The stuff Lisa recommended should work great. I've never mixed it with the petroleum jelly, but I do put cayenne pepper around/on plants that my dogs want to mess with. I've always had to go back and resprinkle though every few days as it ends up blowing/falling off the leaves. I like that idea as it will stay on the plants indefinitely.

For the pots I have simmered a large amount of cayenne pepper in a small amount of water. Strain it, put it in a spray bottle, and mist the pots with the mix. I've never tried misting the plant itself, I would think the pepper spray might kill the plant.

Alum, a white spice you can get in the spice isle, is another good one. It's a food item, so safe, but tastes horrible. When I have a dog that likes to chew up equipment I'll coat it with an alum/water mix, since I'm also going to be handling the equipment and don't want to get the cayenne pepper mix on my hands.


----------



## Lisa Maze (Mar 30, 2007)

Kadi Thingvall said:


> Alum, a white spice you can get in the spice isle, is another good one. It's a food item, so safe, but tastes horrible. When I have a dog that likes to chew up equipment I'll coat it with an alum/water mix, since I'm also going to be handling the equipment and don't want to get the cayenne pepper mix on my hands.

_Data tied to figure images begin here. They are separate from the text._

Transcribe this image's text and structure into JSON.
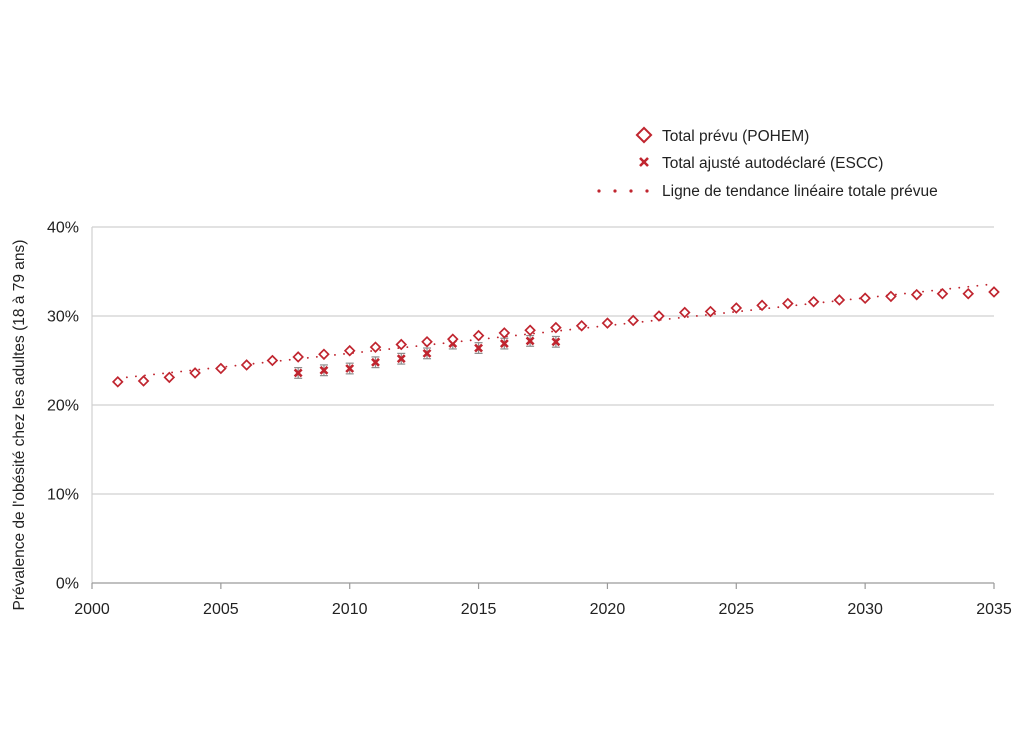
{
  "colors": {
    "series": "#c0252f",
    "grid": "#d0d0d0",
    "axis": "#9a9a9a",
    "error_bar": "#8c8c8c",
    "text": "#222222"
  },
  "chart_data": {
    "type": "scatter",
    "ylabel": "Prévalence de l'obésité chez les adultes (18 à 79 ans)",
    "xlabel": "",
    "xlim": [
      2000,
      2035
    ],
    "ylim": [
      0,
      40
    ],
    "x_ticks": [
      "2000",
      "2005",
      "2010",
      "2015",
      "2020",
      "2025",
      "2030",
      "2035"
    ],
    "y_ticks": [
      "0%",
      "10%",
      "20%",
      "30%",
      "40%"
    ],
    "grid": "horizontal",
    "legend_position": "top-right",
    "series": [
      {
        "name": "Total prévu (POHEM)",
        "marker": "diamond-open",
        "x": [
          2001,
          2002,
          2003,
          2004,
          2005,
          2006,
          2007,
          2008,
          2009,
          2010,
          2011,
          2012,
          2013,
          2014,
          2015,
          2016,
          2017,
          2018,
          2019,
          2020,
          2021,
          2022,
          2023,
          2024,
          2025,
          2026,
          2027,
          2028,
          2029,
          2030,
          2031,
          2032,
          2033,
          2034,
          2035
        ],
        "y": [
          22.6,
          22.7,
          23.1,
          23.6,
          24.1,
          24.5,
          25.0,
          25.4,
          25.7,
          26.1,
          26.5,
          26.8,
          27.1,
          27.4,
          27.8,
          28.1,
          28.4,
          28.7,
          28.9,
          29.2,
          29.5,
          30.0,
          30.4,
          30.5,
          30.9,
          31.2,
          31.4,
          31.6,
          31.8,
          32.0,
          32.2,
          32.4,
          32.5,
          32.5,
          32.7
        ]
      },
      {
        "name": "Total ajusté autodéclaré (ESCC)",
        "marker": "x",
        "x": [
          2008,
          2009,
          2010,
          2011,
          2012,
          2013,
          2014,
          2015,
          2016,
          2017,
          2018
        ],
        "y": [
          23.6,
          23.9,
          24.1,
          24.8,
          25.2,
          25.8,
          26.9,
          26.4,
          26.9,
          27.2,
          27.1
        ],
        "err": [
          0.6,
          0.6,
          0.6,
          0.6,
          0.6,
          0.6,
          0.6,
          0.6,
          0.6,
          0.6,
          0.6
        ]
      },
      {
        "name": "Ligne de tendance linéaire totale prévue",
        "marker": "dotted-line",
        "x": [
          2001,
          2035
        ],
        "y": [
          23.0,
          33.6
        ]
      }
    ]
  }
}
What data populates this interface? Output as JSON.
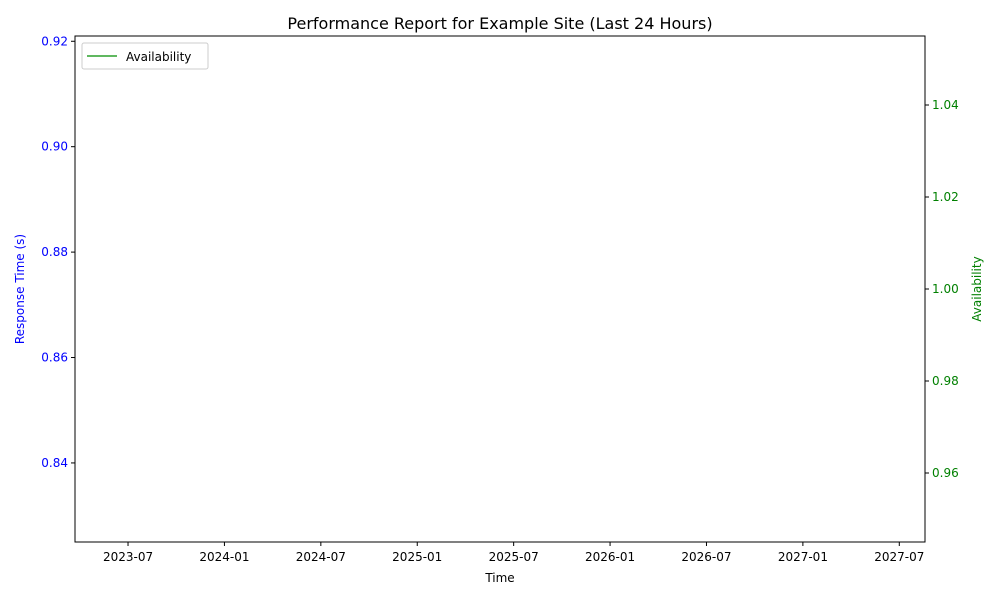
{
  "chart_data": {
    "type": "line",
    "title": "Performance Report for Example Site (Last 24 Hours)",
    "xlabel": "Time",
    "x_ticks": [
      "2023-07",
      "2024-01",
      "2024-07",
      "2025-01",
      "2025-07",
      "2026-01",
      "2026-07",
      "2027-01",
      "2027-07"
    ],
    "y_left": {
      "label": "Response Time (s)",
      "color": "#0000ff",
      "ticks": [
        "0.84",
        "0.86",
        "0.88",
        "0.90",
        "0.92"
      ],
      "ylim": [
        0.825,
        0.921
      ]
    },
    "y_right": {
      "label": "Availability",
      "color": "#008000",
      "ticks": [
        "0.96",
        "0.98",
        "1.00",
        "1.02",
        "1.04"
      ],
      "ylim": [
        0.945,
        1.055
      ]
    },
    "legend": {
      "position": "top-left",
      "entries": [
        {
          "label": "Availability",
          "color": "#2ca02c"
        }
      ]
    },
    "series": [
      {
        "name": "Availability",
        "axis": "right",
        "color": "#2ca02c",
        "x": [],
        "y": []
      }
    ],
    "grid": false
  }
}
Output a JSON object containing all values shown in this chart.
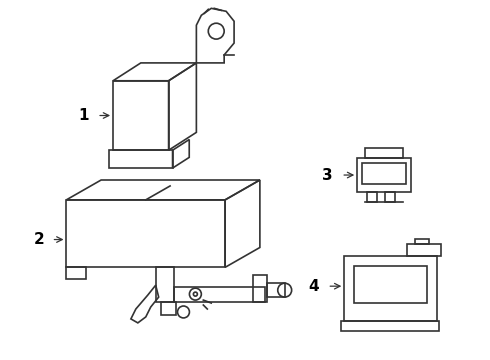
{
  "background_color": "#ffffff",
  "line_color": "#333333",
  "label_color": "#000000",
  "lw": 1.2,
  "fig_w": 4.9,
  "fig_h": 3.6,
  "dpi": 100
}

Isn't alum the stuff Tweety Bird gives Sylvester that makes Sylvester pucker up?

Lisa


----------



## Connie Sutherland (Mar 27, 2006)

Lisa,

Yes.


----------



## Amanda Layne (Aug 9, 2006)

Any ideas for diggers?  Last summer my male dug up one crepe myrtle, this year my female thinks its really fun to dig up the whole thing and bring it to me.........rootball and all. She will just stand at the back door with a tree in her mouth waiting for me to come and see what she brought me.:-x


----------



## ann schnerre (Aug 24, 2006)

what a bunch of great ideas--i KNEW i could count on you guys


----------



## Jeff Oehlsen (Apr 7, 2006)

Alum was a Tom and Jerry staple.


----------



## Bob Scott (Mar 30, 2006)

Amanda Layne said:


> Any ideas for diggers?  Last summer my male dug up one crepe myrtle, this year my female thinks its really fun to dig up the whole thing and bring it to me.........rootball and all. She will just stand at the back door with a tree in her mouth waiting for me to come and see what she brought me.:-x


If the dog digs a hole, fill it with his own $#!+. He may dig somewhere else but rarely in that spot. 
As for the plants. I've kept dogs out of trash cans by taping mouse traps to them. 
A Dobe I worked with wouldn't go near the kitchen waste can after it got a mouse trap on it's lip. 
Then again, a big Lab though that mouse trap biting him was the neatest thing since sliced bread.


----------



## Jeff Oehlsen (Apr 7, 2006)

I think one of my old Rotts had a personal record of 4 traps on her at once from rooting around in the trash. Didn't even flinch. Stoopid dog.


----------



## ann schnerre (Aug 24, 2006)

wish i coulda seen THAT!! i can imagine, though 
i've used traps for years to stop counter/garbage surfing (and kinda got my a$$ chewed on leerburg once for suggesting it, but WTH), but never thought about sticking one in the planter....


----------



## Jeff Oehlsen (Apr 7, 2006)

I will be honest, it wasn't very effective, and for the most part I remember putting the traps in the can with the idea of stting a personal best, not necessarily thinking it was gonna bother the dog.

I got about 3-4 chances a night to set a record, and I used to try to get to the kitchen before she would shake them off.


----------



## Lisa Maze (Mar 30, 2007)

For neighborhood cats harassing my clients dogs I recommend the motion activated sprinkler call the Scarecrow. Here is a link to an online store that carries them...

http://pondparts.com/subcat274.html

Lisa


----------



## Jeff Oehlsen (Apr 7, 2006)

The worst problem I had with cats was in Ft Lauderdale, I must have found 20-25 of them in the first month I lived there. Dogs were having a blast, but it sucked when the neighbors came looking for their cats.


----------



## Ken Thompson (Jun 9, 2006)

All this time I thought my dog were just trying to re-pot our plants for us. They take the potting soil, open the bag, take it to the other dogs, goes back and get the pot. Accidently breaks the pot in little pieces. Then goes and gets a flower off the table and takes it to be re-potted. Has a lot of trouble putting them together.


----------



## Maren Bell Jones (Jun 7, 2006)

Lisa Maze said:


> For neighborhood cats harassing my clients dogs I recommend the motion activated sprinkler call the Scarecrow. Here is a link to an online store that carries them...
> 
> http://pondparts.com/subcat274.html
> 
> Lisa



One of the pet forums I'm on brought up the Scarecrow. It's apparently also sold on Amazon.com and the customer reviews are surprisingly good.


----------